Senser – How To Do Battle

Rewind to the mid nineties and the mere mention of the name Senser would bring an enthusiastic response from true rock fans. They took the UK by storm with their debut album ‘Stacked Up’ in 1994, their eclectic influences and aggressive sound combined with their politically charged lyrics drew comparisons to the likes of the mighty Rage Against The Machine. An excellent debut album and an impressive touring resume seemed to be the beginning of something great for Senser. Unfortunately, friction and musical differences reared their ugly heads, and the band gently fell away, a couple more releases then band was all but forgotten. After what’s been years in the wilderness, what started as whispers has grown into excited chatter about ‘How To Do Battle’, the new album from Senser.

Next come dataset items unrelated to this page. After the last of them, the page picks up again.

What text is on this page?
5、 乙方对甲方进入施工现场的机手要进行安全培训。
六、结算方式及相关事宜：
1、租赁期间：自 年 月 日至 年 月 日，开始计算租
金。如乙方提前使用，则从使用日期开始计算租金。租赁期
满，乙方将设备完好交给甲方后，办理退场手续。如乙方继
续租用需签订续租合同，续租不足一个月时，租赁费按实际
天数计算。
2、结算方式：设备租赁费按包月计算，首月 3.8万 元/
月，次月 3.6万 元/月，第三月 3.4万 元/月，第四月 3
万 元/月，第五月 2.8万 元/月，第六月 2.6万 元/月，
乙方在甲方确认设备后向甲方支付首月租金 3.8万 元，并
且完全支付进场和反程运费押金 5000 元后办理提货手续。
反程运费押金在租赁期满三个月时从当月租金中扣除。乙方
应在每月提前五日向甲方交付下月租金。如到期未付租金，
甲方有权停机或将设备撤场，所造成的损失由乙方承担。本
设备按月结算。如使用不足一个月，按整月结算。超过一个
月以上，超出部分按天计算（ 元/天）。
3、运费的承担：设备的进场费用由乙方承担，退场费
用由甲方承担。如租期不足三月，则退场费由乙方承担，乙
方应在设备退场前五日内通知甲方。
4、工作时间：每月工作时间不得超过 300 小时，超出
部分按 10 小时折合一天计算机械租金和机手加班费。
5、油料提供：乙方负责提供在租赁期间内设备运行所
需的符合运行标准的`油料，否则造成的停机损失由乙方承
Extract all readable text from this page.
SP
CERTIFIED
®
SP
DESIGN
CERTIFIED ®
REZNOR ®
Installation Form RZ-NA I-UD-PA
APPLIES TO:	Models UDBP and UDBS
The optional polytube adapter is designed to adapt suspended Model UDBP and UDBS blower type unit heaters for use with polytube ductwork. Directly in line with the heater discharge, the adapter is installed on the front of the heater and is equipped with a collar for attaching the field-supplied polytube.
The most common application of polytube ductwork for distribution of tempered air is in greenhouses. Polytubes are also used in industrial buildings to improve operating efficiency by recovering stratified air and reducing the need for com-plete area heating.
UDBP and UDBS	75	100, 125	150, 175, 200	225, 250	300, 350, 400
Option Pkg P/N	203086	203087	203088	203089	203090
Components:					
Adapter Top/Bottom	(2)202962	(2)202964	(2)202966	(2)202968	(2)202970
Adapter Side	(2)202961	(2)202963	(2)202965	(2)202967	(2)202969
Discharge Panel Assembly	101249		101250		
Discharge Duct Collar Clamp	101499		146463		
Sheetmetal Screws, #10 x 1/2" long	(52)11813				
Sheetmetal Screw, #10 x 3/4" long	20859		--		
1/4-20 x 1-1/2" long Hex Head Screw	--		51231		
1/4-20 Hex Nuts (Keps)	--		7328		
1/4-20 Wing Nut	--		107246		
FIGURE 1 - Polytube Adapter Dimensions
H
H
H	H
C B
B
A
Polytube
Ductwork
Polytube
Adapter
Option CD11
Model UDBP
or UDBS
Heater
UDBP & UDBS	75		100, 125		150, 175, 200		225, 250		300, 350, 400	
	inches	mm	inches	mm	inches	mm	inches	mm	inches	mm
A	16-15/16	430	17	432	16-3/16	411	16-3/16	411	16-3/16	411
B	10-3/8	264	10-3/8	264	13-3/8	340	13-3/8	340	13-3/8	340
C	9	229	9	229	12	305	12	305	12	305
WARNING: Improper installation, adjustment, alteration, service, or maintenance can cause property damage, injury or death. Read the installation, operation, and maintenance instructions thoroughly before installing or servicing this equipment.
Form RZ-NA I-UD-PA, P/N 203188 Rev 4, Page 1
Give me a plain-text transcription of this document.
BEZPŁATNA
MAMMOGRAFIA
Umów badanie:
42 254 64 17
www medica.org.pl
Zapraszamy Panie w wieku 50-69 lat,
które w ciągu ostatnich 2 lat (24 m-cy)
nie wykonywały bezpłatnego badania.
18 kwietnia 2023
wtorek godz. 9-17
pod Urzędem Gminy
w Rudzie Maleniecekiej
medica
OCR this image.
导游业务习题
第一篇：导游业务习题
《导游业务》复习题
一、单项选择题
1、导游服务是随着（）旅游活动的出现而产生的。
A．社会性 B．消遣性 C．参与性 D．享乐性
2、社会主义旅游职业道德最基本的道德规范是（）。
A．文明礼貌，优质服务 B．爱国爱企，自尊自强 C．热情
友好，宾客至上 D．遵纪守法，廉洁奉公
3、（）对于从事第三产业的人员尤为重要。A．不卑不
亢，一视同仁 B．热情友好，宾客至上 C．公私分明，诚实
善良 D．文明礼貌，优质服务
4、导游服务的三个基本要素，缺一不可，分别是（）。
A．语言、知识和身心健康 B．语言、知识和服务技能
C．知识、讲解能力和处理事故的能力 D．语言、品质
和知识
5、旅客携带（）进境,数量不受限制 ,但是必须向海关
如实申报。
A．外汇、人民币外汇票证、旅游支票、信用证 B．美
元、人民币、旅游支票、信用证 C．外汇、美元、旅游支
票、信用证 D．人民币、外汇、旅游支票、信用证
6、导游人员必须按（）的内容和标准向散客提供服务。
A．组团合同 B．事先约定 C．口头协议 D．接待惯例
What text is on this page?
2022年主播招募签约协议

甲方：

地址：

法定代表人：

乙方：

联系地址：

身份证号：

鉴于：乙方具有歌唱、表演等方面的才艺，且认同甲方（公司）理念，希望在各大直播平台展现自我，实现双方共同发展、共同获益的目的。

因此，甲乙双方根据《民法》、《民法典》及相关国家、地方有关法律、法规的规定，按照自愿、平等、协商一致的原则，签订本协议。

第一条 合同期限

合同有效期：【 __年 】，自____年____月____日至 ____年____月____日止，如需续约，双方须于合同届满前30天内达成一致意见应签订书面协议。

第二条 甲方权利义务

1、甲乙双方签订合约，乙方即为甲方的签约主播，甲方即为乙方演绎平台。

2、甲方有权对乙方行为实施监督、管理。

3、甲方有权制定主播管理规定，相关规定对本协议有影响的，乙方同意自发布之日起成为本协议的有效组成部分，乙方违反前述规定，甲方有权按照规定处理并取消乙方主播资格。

‘Wake Up, You’re On Fire,’ is a suitably ominous instrumental opener to the album, before the familiar heavy guitars and rhythms of ‘Resistance Now’ burst out from the stereo. ‘Brightest Rays’ takes the pace off, and provides a sweet sounding exploration of sound. ’2 3 Clear’ begins the new assault, with a fat bassline and driving beats, and ‘End Of The World Show’ adds a guitar crunch to this theory, interrupted by ‘Dictator Bling’ with incorporates cool grooves and breaks.

The slightly disjointed ‘Smoking Paranoia’ and it’s extended outro ‘Sandhurst in Zero G’ lead into ‘So Refined’ which offers something heavy, but seems somewhat restrained. ‘Hex’ and ‘Fairytale’ play more with sounds and feel. ‘Lights Out’ injects some rock back into proceedings before ‘Arturo’ ends the album in the same vain as ‘Wake Up, You’re On Fire’ opened it.

The eclectic influences draw the music in so many different directions that ‘How To Do Battle’ becomes confused and lacks real impact. It’s hard to see this album having the same effect that their debut did fifteen years ago. That said, ‘How To Do Battle,’ like ‘Stacked Up’ before it has offered the scene something different, while ‘Resistance Now’ captured our imaginations.